Queijos artesanais poderão ser fiscalizados por órgãos estaduais ou municipais de vigilância sanitária



Projeto proposto pelos deputados Zé Silva e Alceu Moreira foi aprovado nesta quarta-feira na Comissão de Agricultura do Senado

A Comissão de Agricultura e Reforma Agrária do Senado aprovou, nesta quarta-feira, o PLC 122/18, que estabelece novas regras para produção e venda de queijos artesanais. O projeto, de autoria dos deputados Zé Silva (SD-MG) e Alceu Moreira (MDB-RS), presidente da Frente Parlamentar da Agropecuária, beneficia agricultores e empreendedores familiares, que poderão comercializar seus produtos em todo o território nacional, desde que tenham sido fiscalizados por órgão de vigilância sanitária federal, estadual ou municipal.

O projeto aprovado prevê que o estabelecimento rural onde se produz o queijo artesanal a partir de leite cru deverá ter o rebanho certificado como livre de tuberculose e brucelose. Além disso, o queijeiro deverá implantar boas práticas oficialmente definidas na produção leiteira e na elaboração do queijo; controlar e monitorar a potabilidade da água utilizada e implementar a rastreabilidade de processos e produtos.

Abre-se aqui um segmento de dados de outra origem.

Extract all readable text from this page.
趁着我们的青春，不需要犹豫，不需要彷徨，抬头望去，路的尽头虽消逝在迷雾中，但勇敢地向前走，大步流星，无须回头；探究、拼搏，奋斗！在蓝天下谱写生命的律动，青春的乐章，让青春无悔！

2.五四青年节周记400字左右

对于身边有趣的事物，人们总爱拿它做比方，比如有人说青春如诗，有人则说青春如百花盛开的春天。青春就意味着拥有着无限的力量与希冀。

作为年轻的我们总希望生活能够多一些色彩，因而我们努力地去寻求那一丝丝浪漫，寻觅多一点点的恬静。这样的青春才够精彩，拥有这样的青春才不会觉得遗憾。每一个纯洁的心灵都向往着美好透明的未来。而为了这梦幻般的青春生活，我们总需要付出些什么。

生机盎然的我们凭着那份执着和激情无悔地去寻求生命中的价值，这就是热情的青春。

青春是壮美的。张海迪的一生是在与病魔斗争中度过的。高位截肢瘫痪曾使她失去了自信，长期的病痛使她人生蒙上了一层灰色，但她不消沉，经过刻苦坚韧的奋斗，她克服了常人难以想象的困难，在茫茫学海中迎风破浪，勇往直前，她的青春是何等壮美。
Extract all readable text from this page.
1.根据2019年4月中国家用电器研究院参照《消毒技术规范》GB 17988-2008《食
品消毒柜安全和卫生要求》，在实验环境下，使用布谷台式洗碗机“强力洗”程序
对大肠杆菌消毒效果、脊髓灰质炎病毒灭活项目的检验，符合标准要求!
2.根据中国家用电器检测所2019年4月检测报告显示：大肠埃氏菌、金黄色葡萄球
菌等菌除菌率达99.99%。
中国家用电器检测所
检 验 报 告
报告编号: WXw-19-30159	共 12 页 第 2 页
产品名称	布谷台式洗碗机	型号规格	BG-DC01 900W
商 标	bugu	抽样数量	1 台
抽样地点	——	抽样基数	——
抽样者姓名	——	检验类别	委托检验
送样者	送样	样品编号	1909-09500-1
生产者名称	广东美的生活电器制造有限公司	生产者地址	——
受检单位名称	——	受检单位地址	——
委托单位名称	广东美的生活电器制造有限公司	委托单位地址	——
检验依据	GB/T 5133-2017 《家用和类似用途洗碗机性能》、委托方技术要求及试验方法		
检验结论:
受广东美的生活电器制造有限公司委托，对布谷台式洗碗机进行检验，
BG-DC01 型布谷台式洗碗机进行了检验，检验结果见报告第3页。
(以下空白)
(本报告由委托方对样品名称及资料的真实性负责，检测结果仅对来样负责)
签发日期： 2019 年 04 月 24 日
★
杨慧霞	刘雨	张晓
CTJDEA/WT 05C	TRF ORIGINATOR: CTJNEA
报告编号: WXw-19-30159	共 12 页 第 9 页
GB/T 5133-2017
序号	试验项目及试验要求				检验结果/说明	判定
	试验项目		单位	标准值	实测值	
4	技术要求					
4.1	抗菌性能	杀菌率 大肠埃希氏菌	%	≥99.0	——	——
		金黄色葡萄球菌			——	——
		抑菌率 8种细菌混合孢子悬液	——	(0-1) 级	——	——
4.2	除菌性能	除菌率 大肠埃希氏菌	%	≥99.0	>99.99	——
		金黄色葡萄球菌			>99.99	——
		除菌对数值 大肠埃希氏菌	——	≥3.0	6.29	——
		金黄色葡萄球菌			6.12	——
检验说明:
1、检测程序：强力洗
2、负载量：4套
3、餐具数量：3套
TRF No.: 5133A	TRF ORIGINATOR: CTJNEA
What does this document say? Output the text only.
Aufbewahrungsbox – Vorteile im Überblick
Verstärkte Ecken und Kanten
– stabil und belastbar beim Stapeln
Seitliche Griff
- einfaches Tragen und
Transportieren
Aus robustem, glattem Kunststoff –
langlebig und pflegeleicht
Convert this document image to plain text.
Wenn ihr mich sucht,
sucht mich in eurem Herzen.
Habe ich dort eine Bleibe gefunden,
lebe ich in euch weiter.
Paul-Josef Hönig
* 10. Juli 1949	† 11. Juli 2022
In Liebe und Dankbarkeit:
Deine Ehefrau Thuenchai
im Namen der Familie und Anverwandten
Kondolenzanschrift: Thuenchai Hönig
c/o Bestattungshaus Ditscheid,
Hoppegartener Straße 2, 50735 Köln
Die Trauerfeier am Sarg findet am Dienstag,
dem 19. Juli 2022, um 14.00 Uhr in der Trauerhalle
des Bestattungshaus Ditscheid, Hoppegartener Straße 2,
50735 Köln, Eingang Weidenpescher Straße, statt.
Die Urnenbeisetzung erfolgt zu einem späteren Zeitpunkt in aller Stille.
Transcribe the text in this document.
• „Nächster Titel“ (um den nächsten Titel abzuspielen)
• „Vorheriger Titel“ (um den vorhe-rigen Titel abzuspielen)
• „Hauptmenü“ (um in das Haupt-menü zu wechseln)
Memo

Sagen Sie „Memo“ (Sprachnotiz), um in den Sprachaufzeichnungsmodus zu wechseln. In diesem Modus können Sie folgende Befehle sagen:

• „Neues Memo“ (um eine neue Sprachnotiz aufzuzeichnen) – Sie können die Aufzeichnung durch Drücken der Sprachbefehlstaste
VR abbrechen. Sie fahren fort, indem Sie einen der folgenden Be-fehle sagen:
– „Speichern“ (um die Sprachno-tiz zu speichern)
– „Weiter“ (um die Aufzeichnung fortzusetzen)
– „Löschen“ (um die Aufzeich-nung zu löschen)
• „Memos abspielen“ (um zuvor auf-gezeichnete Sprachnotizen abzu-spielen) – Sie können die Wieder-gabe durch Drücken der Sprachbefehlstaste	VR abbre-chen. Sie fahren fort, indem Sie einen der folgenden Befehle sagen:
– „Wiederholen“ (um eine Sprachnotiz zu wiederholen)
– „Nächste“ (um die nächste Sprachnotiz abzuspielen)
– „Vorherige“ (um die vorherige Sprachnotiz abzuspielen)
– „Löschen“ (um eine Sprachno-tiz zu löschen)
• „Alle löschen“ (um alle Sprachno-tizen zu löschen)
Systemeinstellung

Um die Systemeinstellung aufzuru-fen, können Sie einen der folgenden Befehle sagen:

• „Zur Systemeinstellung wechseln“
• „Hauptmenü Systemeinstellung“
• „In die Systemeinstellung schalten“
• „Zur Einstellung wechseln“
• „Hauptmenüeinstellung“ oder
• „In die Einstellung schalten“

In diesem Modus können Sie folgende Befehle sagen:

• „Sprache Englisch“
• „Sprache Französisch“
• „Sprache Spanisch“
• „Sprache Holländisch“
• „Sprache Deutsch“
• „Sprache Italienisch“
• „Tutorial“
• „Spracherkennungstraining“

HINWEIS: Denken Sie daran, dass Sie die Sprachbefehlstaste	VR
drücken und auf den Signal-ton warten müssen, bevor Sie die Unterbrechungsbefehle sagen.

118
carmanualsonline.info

“A medida deve beneficiar diretamente mais de 80 mil estabelecimentos no país”, disse Alceu Moreira. Ele acrescentou que após aprovação em plenário, a medida segue automaticamente para sanção presidencial.

A atual legislação exige que mesmo os queijos artesanais elaborados sob rigoroso controle sanitário do rebanho e empregando boas práticas de fabricação precisam receber a inspeção sanitária de um órgão federal. “Temos visto mercadorias em boas condições de consumo, dentro dos prazos de validade, indo para o lixo simplesmente porque não têm a autorização do Serviço de Inspeção Federal”, disse o relator do projeto na Comissão do Senado, senador Lasier Martins (PODE-RS).

De acordo com ele, não se pode impor ao produtor local exigências adicionais que não são cobradas quando a origem do produto é externa. “O PL vem corrigir essa distorção. Os requisitos são desproporcionais para aqueles que desejam simplesmente elaborar o queijo artesanal no próprio estabelecimento, usando como matéria-prima o leite produzido ali”.

Lasier destacou que, com a aprovação do PL, espera-se que os estabelecimentos rurais que fazem queijos artesanais ganhem impulso econômico. “Isso irá levar às regiões produtoras mais prosperidade, gerando emprego e renda, sem prejuízo da segurança alimentar de quem consome produtos artesanais”.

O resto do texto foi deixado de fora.